If you overstay your visa it doesn’t seem to be a big deal when you leave. We heard of one traveler who overstayed by four months. The girl behind the immigration desk took his passport and disappeared into the office of her superiors. From behind the frosted glass he could see wavings of arms and raised voices. Finally she came back through with some handcuffs.

“I’m afraid I have to arrest you.” She told him.

“Ah, just shoot me instead.” He replied.

“No, it’s okay,” She laughed.“You can go.”
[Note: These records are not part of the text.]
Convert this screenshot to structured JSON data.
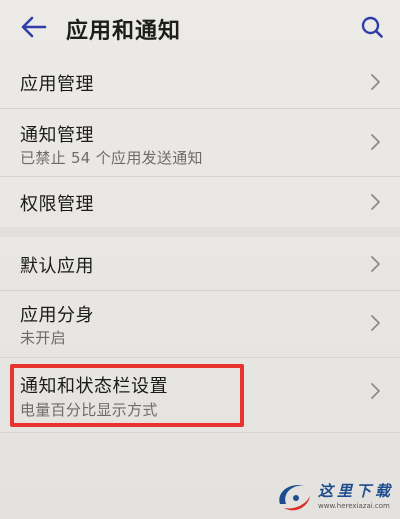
{
  "header": {
    "title": "应用和通知"
  },
  "menu": [
    {
      "title": "应用管理",
      "subtitle": ""
    },
    {
      "title": "通知管理",
      "subtitle": "已禁止 54 个应用发送通知"
    },
    {
      "title": "权限管理",
      "subtitle": ""
    },
    {
      "title": "默认应用",
      "subtitle": ""
    },
    {
      "title": "应用分身",
      "subtitle": "未开启"
    },
    {
      "title": "通知和状态栏设置",
      "subtitle": "电量百分比显示方式"
    }
  ],
  "watermark": {
    "name": "这里下载",
    "url": "www.herexiazai.com"
  },
  "colors": {
    "accent": "#2f3ea8",
    "highlight": "#e8332f",
    "watermark": "#1d4d8f"
  },
  "icons": {
    "back": "arrow-left-icon",
    "search": "search-icon",
    "chevron": "chevron-right-icon"
  }
}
In fact, the rumour is that Israel doesn’t even keep its immigration records. So if they deny you entry for life you could change your passport and come right back in a few months later.

When to Travel in Israel

The winter here is no big deal but as houses aren’t insulated it can be unpleasant. For Israelis it means the time that it rains and their survival is pretty linked with the whole water issue. People stay in their houses more and it’s not the best time to arrive looking to make contacts.
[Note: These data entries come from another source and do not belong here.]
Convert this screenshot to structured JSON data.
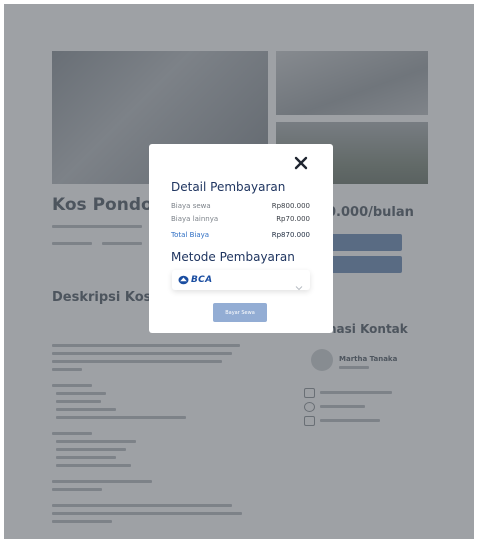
{
  "background_page": {
    "listing_title": "Kos Pondok",
    "price": "0.000/bulan",
    "description_heading": "Deskripsi Kos",
    "contact_heading": "nasi Kontak",
    "owner_name": "Martha Tanaka"
  },
  "modal": {
    "close_glyph": "✕",
    "payment_detail_title": "Detail Pembayaran",
    "rows": [
      {
        "label": "Biaya sewa",
        "value": "Rp800.000"
      },
      {
        "label": "Biaya lainnya",
        "value": "Rp70.000"
      },
      {
        "label": "Total Biaya",
        "value": "Rp870.000"
      }
    ],
    "payment_method_title": "Metode Pembayaran",
    "selected_bank": "BCA",
    "pay_button_label": "Bayar Sewa"
  },
  "colors": {
    "heading": "#1f3560",
    "accent": "#2f6fc4",
    "button": "#93add4",
    "bca_blue": "#1b4ea1"
  },
  "icons": [
    "close-icon",
    "bca-logo-icon",
    "chevron-down-icon"
  ]
}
It starts getting warmer though by March and the following couple of months are the best time to be in Israel; everything is green, the flowers are out, Israelis take off everywhere on trips to the Dead Sea or valleys in the North. There’s a whole bunch of Jewish festivals at this time with the Bombamela ( the biggest one and with an Indian theme) around Pesach in April and Shan Tipi in May. These are great chances to meet a wide range of Israelis and make your contacts.

The summer is a heavy affair with hot khamsin winds blowing in and temperatures flirt between the 35-50 centigrade mark. You need to be drinking a lot of water and to shower at least twice a day. The long, warm evenings are great but it can be sticky at night. The sea gets warm for swimming though and the girls drive the guys crazy walking around in their summer clothes (”I have to turn my head until my darkness goes…”).

There’s no such thing as an Israeli autumn. It stays hot through September and October and then, one day in November or December, rain falls and the good times are over. September and October are holiday months where Israelis get a lot of time off and there are many cool festivals like Be’erashit in the north to mark the Jewish New Year.